For accountants and auditors, the McKesson HBOC case stirs memories o the famous McKesson & Robbins fraud of 1937. For fiscal 1937, McKESSON & ROBBINS, the predecessor of McKesson HBOC, reported total assets of $87 million included $10 million in nonexistent inventory and $9 million in fictitious receivables. The fraud was perpetrated by the top managers of McKesson & Robbins and involved phony purchases from and sales to dummy Canadian companies, which were actually just empty offices staffed by secretaries who forwarded mail.
The well-published McKesson & Robbins fraud spurred the auditing profession to adopt two auditing standards that are still followed today.
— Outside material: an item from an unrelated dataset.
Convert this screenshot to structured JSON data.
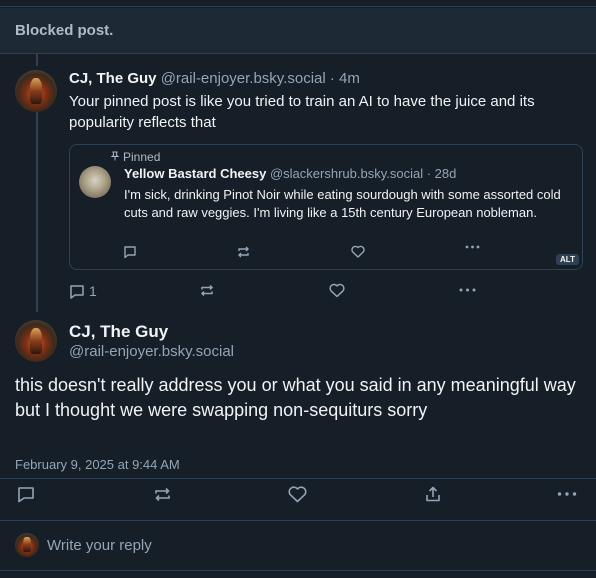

1. The physical existence of inventory must be confirmed through direct observation. This simple procedure applied in the McKesson & Robbins case would have revealed that the reported purchases from the Canadian suppliers were phony.
2. The existence and accuracy of reported receivables must be independently confirmed by contacting a sample of the parties who allegedly owe the money. Sixty-two years after the original McKesson & Robbins scandal, this simple procedure, applied by a staff auditor at Deloitte & Touche, uncovered the modern-day McKesson HBOC fraud.

Sources: Elizabeth McDonald, “The Ghost of Scandal Past,” The Wall Street Journal, June 30, 1999, p. B1.
Ralph T. King, Jr., “McKesson Restates Income Again as Probe of Accounting Widens,” The Wall Street Journal, July 15, 1999, p. A1.
10-K Filing of McKesson HBOC for the year ended March 31, 1999.